I said wouldn’t post much when I first posted in the cremation thread about a week and a half ago, but topics I know something about (and I don’t claim to know much about hardly anything) always catch my eye.
My parents moved from Seattle to break virgin ground on Columbia Basin Irrigation Project land in eastern WA in 1955, when I was three years old. I grew up on a farm (sugar beets, alfalfa hay, wheat and barley, dry beans, green beans, certified clover seed) with small hog and cattle feeding components. We had hens to gather eggs from, a family milk cow (Clarabelle), and a big garden. We churned our own butter (hand crank) which we kid did while watching tv in the evening. Mom canned most of our winter food; potatoes, onions, and carrots were kept in a root cellar. Home grown beef, pork, and chicken were in the freezer. I was active in 4-H and FFA (dairy projects), and at one time milked up to five Jersey cows with two Surge surcingle bucket milking machines before going to high school each morning.
I subsequently obtained a degree in Animal Science from Washington State University, with course work in bacteriology, food processing, and food safety. Now in my sixty-second decade I have worked in agriculture my entire life, except for three years I took off to be a parish business administrator. Most of that time has been in hands on dairy production, as at the moment, but I’ve worked in sales and technical services for the cattle industry also. My 91 year old mother still lives on the 300 acre family farm; the crop land is currently rented out. I’m thinking of developing a seasonal fresh vegetable operation on part of it when I retire from my current position.
Four points:
Scary and/or sensational headlines and stories are always more fun for journalists and commentators to put out than sane, factual, rational ones. There
might be a little kernel of “truth” hidden in the “scary and sensational” but there is more often a WHOLE LOT of nuisance that must be sought out before one knows what is really going on.
The old “if Congress doesn’t act we’ll go back to the Roosevelt era farm bill and food prices will skyrocket” has come up several times in my lifetime. Congress has always acted at the last minute; I have no reason to believe they won’t again, somehow, someway. It should also be noted that not all agricultural commodities were covered by the New Deal farm program, but milk was.

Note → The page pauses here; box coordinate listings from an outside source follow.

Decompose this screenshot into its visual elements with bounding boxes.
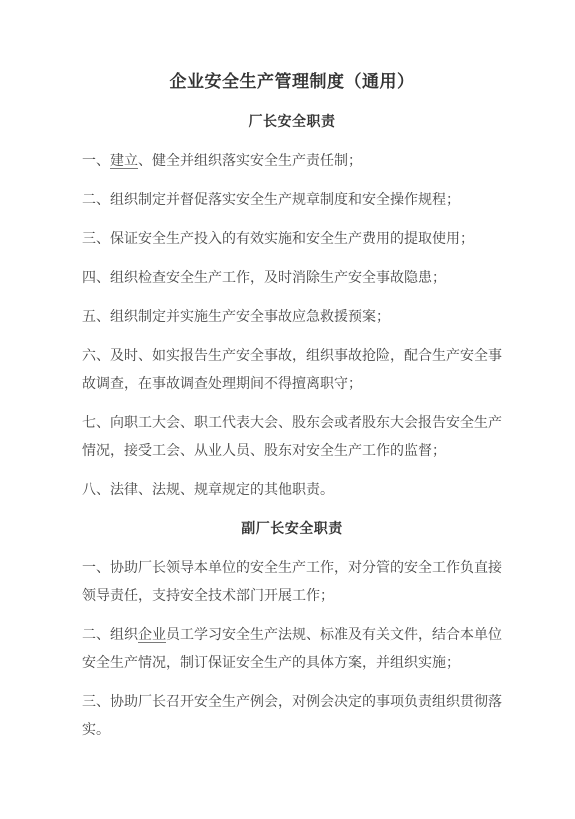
section-heading: 厂长安全职责 <box>82 107 502 135</box>
paragraph: 三、协助厂长召开安全生产例会，对例会决定的事项负责组织贯彻落实。 <box>82 687 502 743</box>
text-run: 、健全并组织落实安全生产责任制； <box>138 152 362 168</box>
sections: 厂长安全职责一、建立、健全并组织落实安全生产责任制；二、组织制定并督促落实安全生… <box>82 107 502 743</box>
text-run: 三、协助厂长召开安全生产例会，对例会决定的事项负责组织贯彻落实。 <box>82 693 502 737</box>
text-run: 六、及时、如实报告生产安全事故，组织事故抢险，配合生产安全事故调查，在事故调查处… <box>82 347 502 391</box>
paragraph: 一、协助厂长领导本单位的安全生产工作，对分管的安全工作负直接领导责任，支持安全技… <box>82 553 502 609</box>
text-run: 一、 <box>82 152 110 168</box>
paragraph: 二、组织企业员工学习安全生产法规、标准及有关文件，结合本单位安全生产情况，制订保… <box>82 620 502 676</box>
paragraph: 四、组织检查安全生产工作，及时消除生产安全事故隐患； <box>82 263 502 291</box>
text-run: 二、组织 <box>82 626 138 642</box>
text-run: 七、向职工大会、职工代表大会、股东会或者股东大会报告安全生产情况，接受工会、从业… <box>82 414 502 458</box>
text-run: 四、组织检查安全生产工作，及时消除生产安全事故隐患； <box>82 269 446 285</box>
underlined-text: 建立 <box>110 152 138 168</box>
section-heading: 副厂长安全职责 <box>82 514 502 542</box>
text-run: 五、组织制定并实施生产安全事故应急救援预案； <box>82 308 390 324</box>
text-run: 二、组织制定并督促落实安全生产规章制度和安全操作规程； <box>82 191 460 207</box>
paragraph: 一、建立、健全并组织落实安全生产责任制； <box>82 146 502 174</box>
document-title: 企业安全生产管理制度（通用） <box>82 68 502 96</box>
text-run: 一、协助厂长领导本单位的安全生产工作，对分管的安全工作负直接领导责任，支持安全技… <box>82 559 502 603</box>
text-run: 八、法律、法规、规章规定的其他职责。 <box>82 481 334 497</box>
paragraph: 五、组织制定并实施生产安全事故应急救援预案； <box>82 302 502 330</box>
underlined-text: 企业 <box>138 626 166 642</box>
paragraph: 六、及时、如实报告生产安全事故，组织事故抢险，配合生产安全事故调查，在事故调查处… <box>82 341 502 397</box>
paragraph: 三、保证安全生产投入的有效实施和安全生产费用的提取使用； <box>82 224 502 252</box>
paragraph: 七、向职工大会、职工代表大会、股东会或者股东大会报告安全生产情况，接受工会、从业… <box>82 408 502 464</box>
text-run: 三、保证安全生产投入的有效实施和安全生产费用的提取使用； <box>82 230 474 246</box>
paragraph: 二、组织制定并督促落实安全生产规章制度和安全操作规程； <box>82 185 502 213</box>
document-page: 企业安全生产管理制度（通用） 厂长安全职责一、建立、健全并组织落实安全生产责任制… <box>0 0 575 819</box>
paragraph: 八、法律、法规、规章规定的其他职责。 <box>82 475 502 503</box>
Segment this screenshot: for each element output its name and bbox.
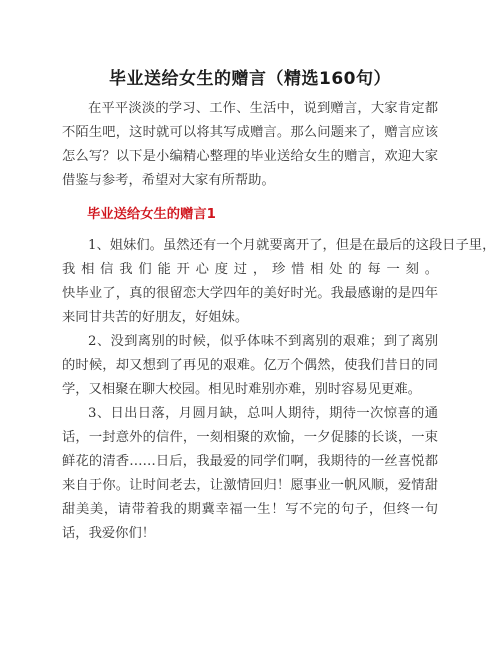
document-page: 毕业送给女生的赠言（精选160句） 在平平淡淡的学习、工作、生活中，说到赠言，大…	[0, 0, 500, 647]
item-1-line-1: 1、姐妹们。虽然还有一个月就要离开了，但是在最后的这段日子里，	[62, 234, 438, 258]
section-heading: 毕业送给女生的赠言1	[87, 203, 216, 222]
item-1-rest: 快毕业了，真的很留恋大学四年的美好时光。我最感谢的是四年来同甘共苦的好朋友，好姐…	[62, 282, 438, 330]
page-title: 毕业送给女生的赠言（精选160句）	[0, 64, 500, 89]
intro-paragraph: 在平平淡淡的学习、工作、生活中，说到赠言，大家肯定都不陌生吧，这时就可以将其写成…	[62, 97, 438, 193]
item-1-paragraph: 1、姐妹们。虽然还有一个月就要离开了，但是在最后的这段日子里， 我相信我们能开心…	[62, 234, 438, 330]
item-2-paragraph: 2、没到离别的时候，似乎体味不到离别的艰难；到了离别的时候，却又想到了再见的艰难…	[62, 330, 438, 402]
item-1-line-2: 我相信我们能开心度过，珍惜相处的每一刻。	[62, 258, 438, 282]
item-3-paragraph: 3、日出日落，月圆月缺，总叫人期待，期待一次惊喜的通话，一封意外的信件，一刻相聚…	[62, 402, 438, 546]
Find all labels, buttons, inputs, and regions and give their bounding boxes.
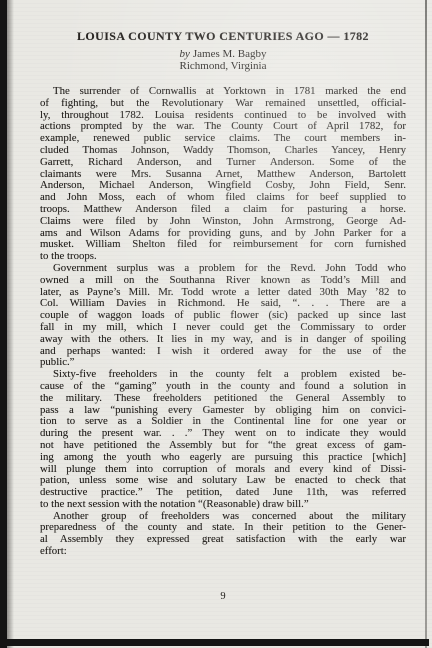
text-line: owned a mill on the Southanna River know… <box>40 275 406 287</box>
scan-edge-right <box>425 0 427 648</box>
byline-location: Richmond, Virginia <box>40 60 406 72</box>
text-line: troops. Matthew Anderson filed a claim f… <box>40 204 406 216</box>
article-body: The surrender of Cornwallis at Yorktown … <box>40 86 406 558</box>
paragraph: Another group of freeholders was concern… <box>40 511 406 558</box>
byline: byJames M. Bagby <box>40 48 406 60</box>
text-line: cluded Thomas Johnson, Waddy Thomson, Ch… <box>40 145 406 157</box>
text-line: and perhaps wanted: I wish it ordered aw… <box>40 346 406 358</box>
text-line: the military. These freeholders petition… <box>40 393 406 405</box>
text-line: away with the others. It lies in my way,… <box>40 334 406 346</box>
page-content: LOUISA COUNTY TWO CENTURIES AGO — 1782 b… <box>40 0 406 648</box>
text-line: al Assembly they expressed great satisfa… <box>40 534 406 546</box>
text-line: effort: <box>40 546 406 558</box>
page-number: 9 <box>40 591 406 602</box>
text-line: of fighting, but the Revolutionary War r… <box>40 98 406 110</box>
paragraph: The surrender of Cornwallis at Yorktown … <box>40 86 406 263</box>
text-line: Claims were filed by John Winston, John … <box>40 216 406 228</box>
text-line: ing among the youth who eagerly are purs… <box>40 452 406 464</box>
text-line: not have petitioned the Assembly but for… <box>40 440 406 452</box>
text-line: cause of the “gaming” youth in the count… <box>40 381 406 393</box>
text-line: to the next session with the notation “(… <box>40 499 406 511</box>
text-line: fall in my mill, which I never could get… <box>40 322 406 334</box>
paragraph: Sixty-five freeholders in the county fel… <box>40 369 406 511</box>
scan-edge-left-shadow <box>7 0 14 648</box>
paragraph: Government surplus was a problem for the… <box>40 263 406 369</box>
text-line: Garrett, Richard Anderson, and Turner An… <box>40 157 406 169</box>
scan-edge-left <box>0 0 7 648</box>
byline-author: James M. Bagby <box>193 48 267 60</box>
text-line: Government surplus was a problem for the… <box>40 263 406 275</box>
byline-prefix: by <box>179 48 189 60</box>
article-title: LOUISA COUNTY TWO CENTURIES AGO — 1782 <box>40 29 406 43</box>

The idea that raw milk (which I grew up with) is “better” is totally bogus. There is not a shred of credible scientific evidence to prove otherwise. There are plenty of “unsubstantiated, unproven, unverifiable internet opinions” on the topic. One may believe what they will, in these matters I stick with the scientific method. Raw milk
can be safe, and it generally is, but never nutritionally better than pasteurized milk. If there is any potential for contamination anywhere in the supply stream from the cow’s teat to someone’s mouth, because milk is such an excellent media for bacterial incubation the contamination can quickly become pathological.
Food Safety News. If one wants to drink raw milk or butter and cheese from it, the best bet is to milk your own cow and have fresh milk daily. The second best approach would be to get it from a very local neighbor that one knows very well. Personally I would never buy raw dairy products retail as I have no control over what “might have inadvertently” happened between the cow and my glass, and if something did go wrong on that trip, even though it would rarely happen, the result could be devastatingly pathological.
Despite the misinformation presented a couple of posts ago, the reason that pasteurization was initially introduced was because of widespread outbreaks of tuberculosis and brucellosis (undulant fever in humans) which are readily spread from cows to humans through milk (one of the few instances where there is direct transference of a disease between mammals of different species). Today it hypothesized that Johne’s Disease in cows
may cause Crohn’s Disease in humans who drink raw milk from contaminated cows, but the research is ongoing and inconclusive at the moment. After wide spread adoption of pasteurization for disease control it was observed that shelf life was vastly improved also.